Quando eu era criança e os meus pais estavam ainda casados, de entre os quatro filhos, eu fui a eleita para ser o saco de porrada da minha mãe. Por tudo e por nada presenteava-me com os “cinco mandamentos” bem abolachados na cara, isto sem contar as vezes em que cortava um pedaço de mangueira e me desfazia numa sova. Mais ingrato que tudo é que depois se vangloriava do seu feito e obrigava-me a mostrar às vizinhas as marcas deixadas no meu franzino corpo. Esse ciclo passou e seguiu-se outro quando o meu pai na véspera do meu 13º aniversário saiu de manhã para ir trabalhar e nunca mais voltou…a casa!!!
Foram anos de tormentos forçados e como desejei mais do que nunca ser aquela menina que enfrentava apenas as vergastadas da mangueira. Enfrentei bebedeiras, aturei pancada e injúrias daquela que me carregou no ventre, e a quem chamo mãe. Foi um ciclo de séculos a escutar a sua raiva vociferada contra mim, apenas e simplesmente porque me pareço com o meu pai. Tive de cuidar dos meus três irmãos, quando eu ainda precisava de quem cuidasse de mim. Muitas lágrimas verti no escuro do meu quarto desejando ter uma mãe que se risse comigo em vez de me bater. Muitas foram as lágrimas vertidas por mais um dia sem ouvir uma palavra amiga.

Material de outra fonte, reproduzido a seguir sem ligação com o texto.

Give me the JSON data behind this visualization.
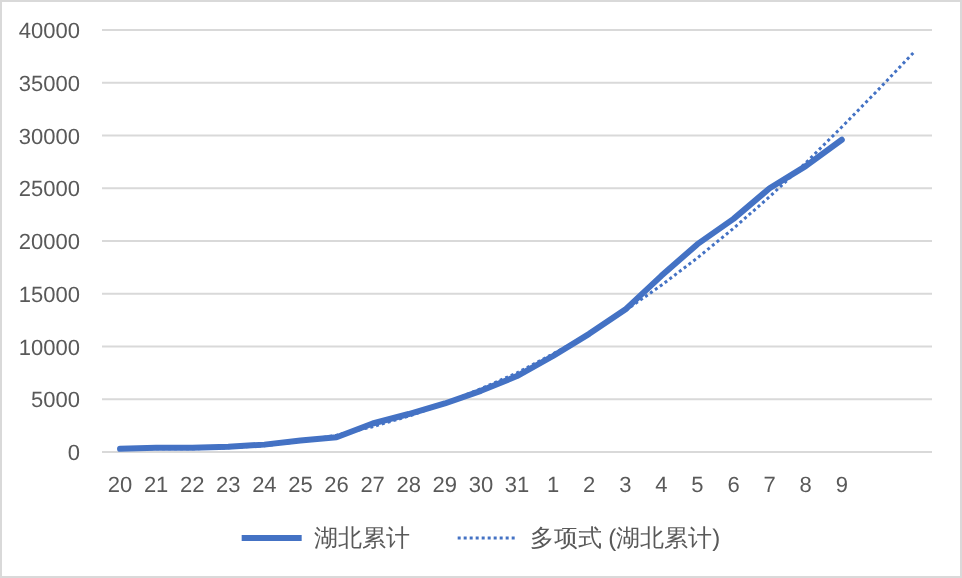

Fui forçada a ir trabalhar aos 13 anos para haver dinheiro em casa no fim do mês. Outro ciclo da minha vida. A desunião da família trouxe a discórdia e dos maus exemplos da mãe vieram as más escolhas dos filhos. Aos 16 anos parecia um bicho-do-mato. Nessa altura tinha medo de tudo e medo de nada. Queria fugir de tudo aquilo que desprezo mas temia que a sombra da minha mãe me perseguisse para me atormentar. Vivia apavorada vendo a sua sombra cambaleando na minha direcção pronta para me agredir. E aterrorizava-me só de imaginar o seu olhar colérico.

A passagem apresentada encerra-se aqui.